The multi-country prisoner swap that brought Americans Evan Gershkovitz and Paul Whelan back to the United States was hailed as “a big victory” by once-convicted and imprisoned Russian arms dealer Viktor Bout.

Hours after 24 prisoners were freed from prisons in Russia, the United States, Germany, Norway, Poland and Slovenia and transported to Turkey for repatriation, Bout appeared on Russian media to promote the role played by Russian president Vladimir Putin. The Russian leader approved a deal with U.S. President Joe Biden in December 2022 to free Bout from an Illinois federal prison in return for American basketball star Brittney Griner, who had been held in Russian on narcotics charges.

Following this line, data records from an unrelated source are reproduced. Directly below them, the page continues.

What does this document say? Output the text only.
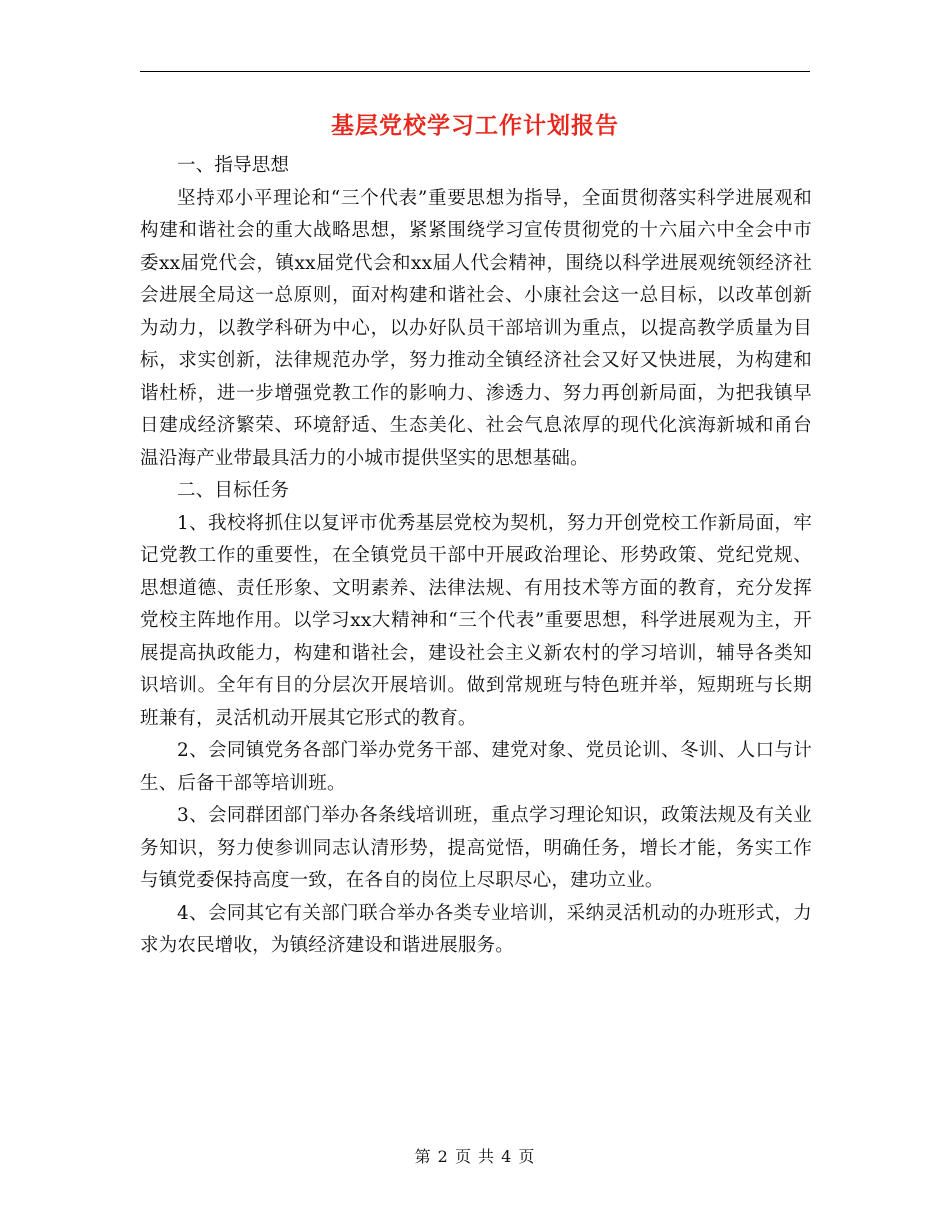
基层党校学习工作计划报告

一、指导思想

坚持邓小平理论和“三个代表”重要思想为指导，全面贯彻落实科学进展观和构建和谐社会的重大战略思想，紧紧围绕学习宣传贯彻党的十六届六中全会中市委xx届党代会，镇xx届党代会和xx届人代会精神，围绕以科学进展观统领经济社会进展全局这一总原则，面对构建和谐社会、小康社会这一总目标，以改革创新为动力，以教学科研为中心，以办好队员干部培训为重点，以提高教学质量为目标，求实创新，法律规范办学，努力推动全镇经济社会又好又快进展，为构建和谐杜桥，进一步增强党教工作的影响力、渗透力、努力再创新局面，为把我镇早日建成经济繁荣、环境舒适、生态美化、社会气息浓厚的现代化滨海新城和甬台温沿海产业带最具活力的小城市提供坚实的思想基础。

二、目标任务

1、我校将抓住以复评市优秀基层党校为契机，努力开创党校工作新局面，牢记党教工作的重要性，在全镇党员干部中开展政治理论、形势政策、党纪党规、思想道德、责任形象、文明素养、法律法规、有用技术等方面的教育，充分发挥党校主阵地作用。以学习xx大精神和“三个代表”重要思想，科学进展观为主，开展提高执政能力，构建和谐社会，建设社会主义新农村的学习培训，辅导各类知识培训。全年有目的分层次开展培训。做到常规班与特色班并举，短期班与长期班兼有，灵活机动开展其它形式的教育。

2、会同镇党务各部门举办党务干部、建党对象、党员论训、冬训、人口与计生、后备干部等培训班。

3、会同群团部门举办各条线培训班，重点学习理论知识，政策法规及有关业务知识，努力使参训同志认清形势，提高觉悟，明确任务，增长才能，务实工作与镇党委保持高度一致，在各自的岗位上尽职尽心，建功立业。

4、会同其它有关部门联合举办各类专业培训，采纳灵活机动的办班形式，力求为农民增收，为镇经济建设和谐进展服务。

第 2 页 共 4 页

“Our people returned, our heroes,” Bout said in an interview on Russia-24, a state-owned pro-government Russian television network.

Gershkovitz and Whelan were among 16 people imprisoned in Russia who were flown to Turkey and freed as part of the deal. Most of the others were jailed Russian dissidents or interred German nationals. In return, the U.S. and its allies released 8 Russians, including a spy chief convicted of an assassination in Germany and others accused of espionage or other serious crimes.

Bout, whose weapons-carrying air transports circumnavigated the globe for more than a decade aiding jihadists, dictators and warlords, became known as “the Merchant of Death,” the most prolific arms dealer of the 1990s and early 2000s. He was targeted by a U.S. sting operation and arrested in Thailand in 2008, convicted in New York in 2011 and sentenced to federal prison the following year, serving a decade before Putin’s deal with President Joe Biden freed him.

In the same Russia-24 broadcast that carried Bout’s approval of the multi-nation swap, another formerly-imprisoned Russian, Konstantin Yaroshenko, also credited Putin — who spent years as a KGB officer — for not giving up on returning the imprisoned spies to Russia. “We never give up our guys,” said Yaroshenko, a former pilot who had been convicted in the U.S. on cocaine trafficking charges.

Yaroshenko, who claimed that he had been beaten during his U.S. prison stint, insisted that the Americans were handled better by Russian authorities than he was — despite Whelan’s anguished complaints for years that he was mistreated during his captivity.